Why is a big, long mortgage smarter than being debt-free at retirement?
Some financial advisors recommend a big, long mortgage for several reasons. Here are just a few:
- You aren't tying up your money in a house,
- mortgage interest is generally tax-deductible,
- as long as housing prices rise, you continue to build equity regardless of the size or length of the mortgage,
- you may be able to spend or invest the money you aren't putting toward a mortgage payment, and
- 30-year mortgage payments are generally more affordable than a shorter-term mortgage would be.

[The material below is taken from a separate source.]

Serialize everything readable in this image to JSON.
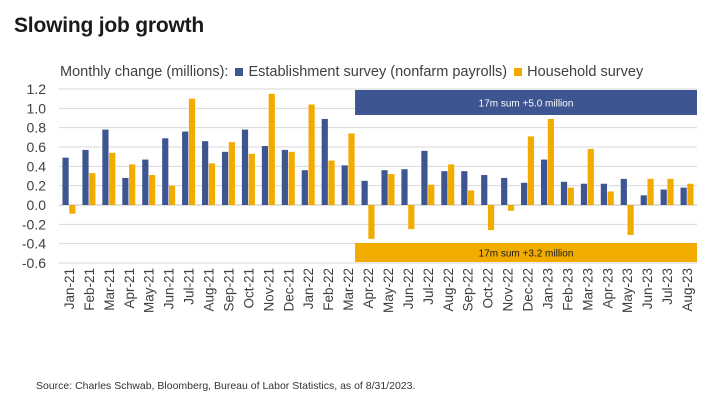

In addition, inflation usually reduces the real value of money over time. For example, according to the Bureau of Labor Statistics, it takes $1.67 in 2010 to equal what you could buy with $1 in 1990. So if you have a fixed-rate, long-term mortgage today, it is likely that the dollars you pay it back with will be worth less in the future than they are today. The higher the future inflation rate, the more advantageous a long-term fixed-rate mortgage can be.
On the other hand, by paying extra principal on a 15-year mortgage, you may not only be mortgage-debt free by retirement – a huge advantage when you are on a fixed income – but you will likely pay thousands of dollars less in interest over the term of the mortgage. So the choice depends on your financial goals and personal approach to mortgage debt.